We built an automation that ran locally from their desktop, pulling sales data directly from their retail platform and grouping it by vendor automatically. It generated a self-balancing verification spreadsheet with links to draft invoices. Items sold as unknown at the point of sale (typically SKUs the cashier couldn’t identify) were flagged for manual reconciliation. We also redesigned the invoice template so vendors received something that looked like a payout statement: familiar and readable rather than a generic accounting document. The solution was designed around how they'd actually use it, not just how it worked.
The weekly billing run went from several hours to around fifteen minutes.
An accounting practice was running their work-in-progress across two disconnected platforms. Jobs were falling through the gaps and there was no single view of where work stood at any given time. They wanted an integrated practice management solution.

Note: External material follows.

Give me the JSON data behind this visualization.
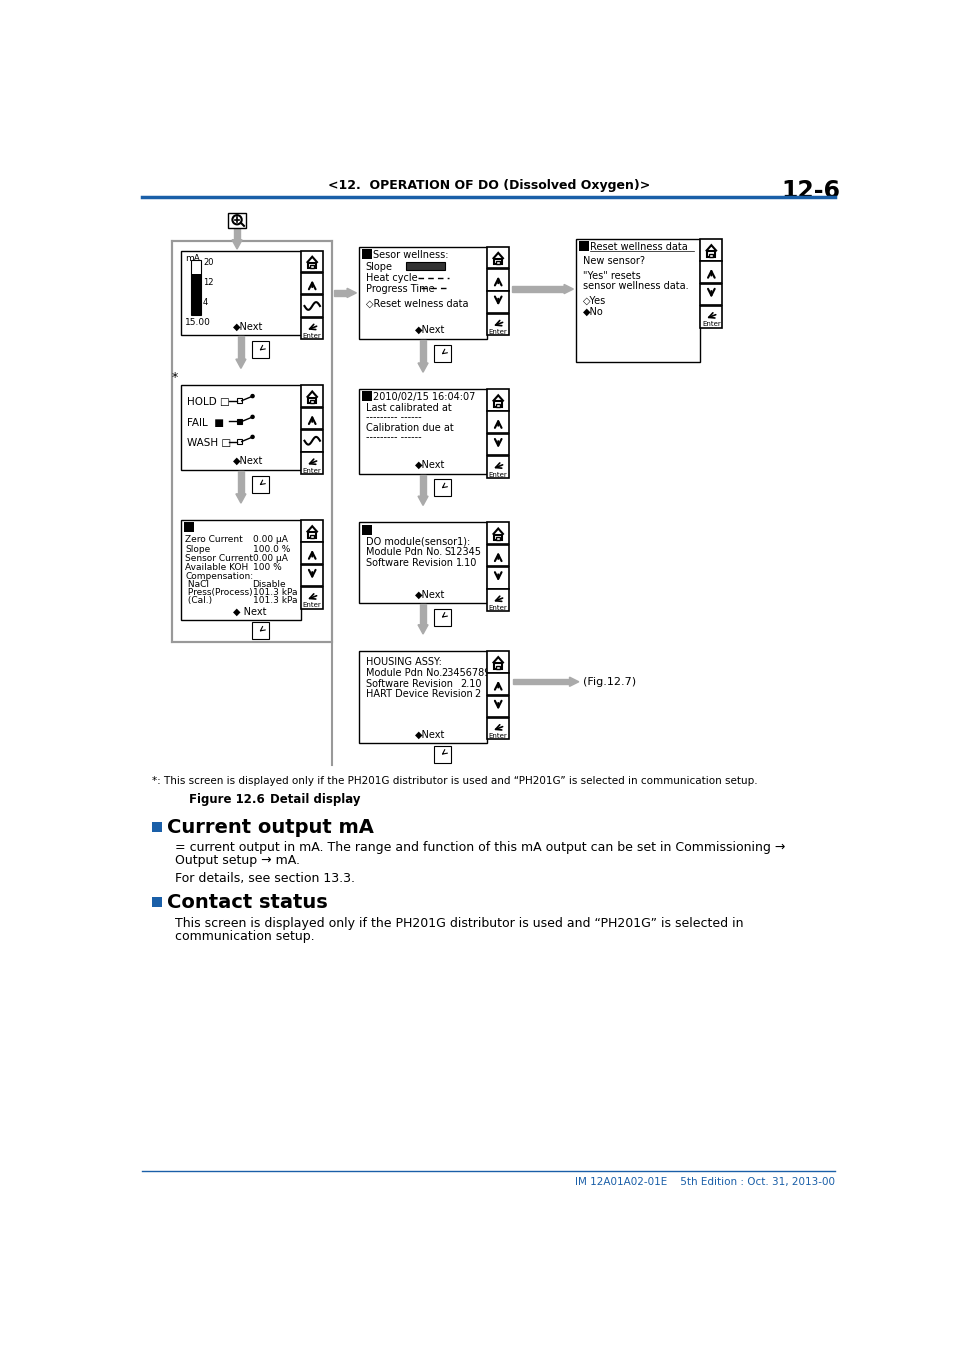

Rather than accepting vendor presentations at face value, we sat in on demos for two platforms, asking technical questions the sales process wouldn't surface and debriefing with the client afterwards to separate genuine capability from sales pitch. One platform had appealing features but would have required the practice to reshape how they worked to fit the software. The other was the better fit.
We managed the full implementation: migrating client data from the existing platform and recreating active jobs to match current work in progress. To cover the transition period, we designed an interim manual process to ensure nothing was missed while both platforms were live. We also ran informal training on the features central to solving the visibility problem.

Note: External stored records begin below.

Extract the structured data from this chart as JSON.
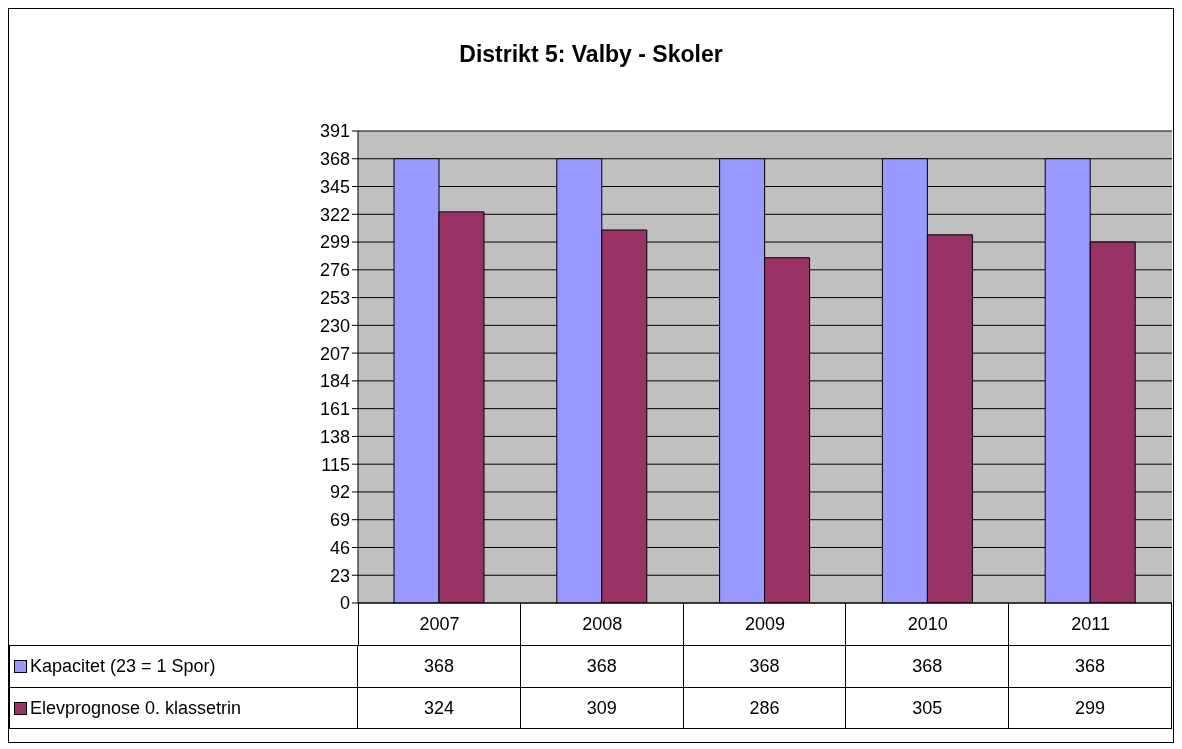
{
  "chart_data": {
    "type": "bar",
    "title": "Distrikt 5: Valby - Skoler",
    "categories": [
      "2007",
      "2008",
      "2009",
      "2010",
      "2011"
    ],
    "series": [
      {
        "name": "Kapacitet (23 = 1 Spor)",
        "color": "#9999ff",
        "values": [
          368,
          368,
          368,
          368,
          368
        ]
      },
      {
        "name": "Elevprognose 0. klassetrin",
        "color": "#993366",
        "values": [
          324,
          309,
          286,
          305,
          299
        ]
      }
    ],
    "ylim": [
      0,
      391
    ],
    "yticks": [
      0,
      23,
      46,
      69,
      92,
      115,
      138,
      161,
      184,
      207,
      230,
      253,
      276,
      299,
      322,
      345,
      368,
      391
    ],
    "grid": "y",
    "legend": "bottom",
    "data_labels": true
  }
}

A feature on the requirements list turned out not to be supported. We caught it during implementation, managed expectations, and the client determined they could work around it without impacting the outcome.
The practice now runs all work through the new platform with full visibility.
A professional services firm was managing client bookings through a personal calendar. New bookings required manual checks to ensure onboarding preparation was completed and the right people were informed before a client arrived. There was no visibility across the team without exposing the calendar directly.
We built an integration using existing infrastructure that triggered automatically on new bookings, creating a note in their practice management platform linked to the relevant contact and work. If either didn't exist yet, the note flagged it explicitly rather than silently assuming. The right people had visibility of incoming clients in the context of the work being done for them, without needing access to anyone's personal calendar.
A daily summary email was also built into the integration, consolidating upcoming bookings with the relevant client and work context in one place.
The manual check process was eliminated. Onboarding and preparation now happen as part of the same workflow, not as a separate manual step, and the whole team works from the same picture.
Meet the team
A former software engineer with seven years in retail technology, someone who makes complicated things make sense. Jack started SaaSquatch to give small businesses access to the advocacy and support typically reserved for larger enterprises. He listens carefully enough to surface the real problem, and builds solutions that fit the way people already work.
Malcolm operates at a frequency of uncomplicated joy. He has a genuine interest in what people have to say, and the rare quality of making them feel it. He fits in anywhere and lifts the room without trying. The stick was never the point, but he will still chase it.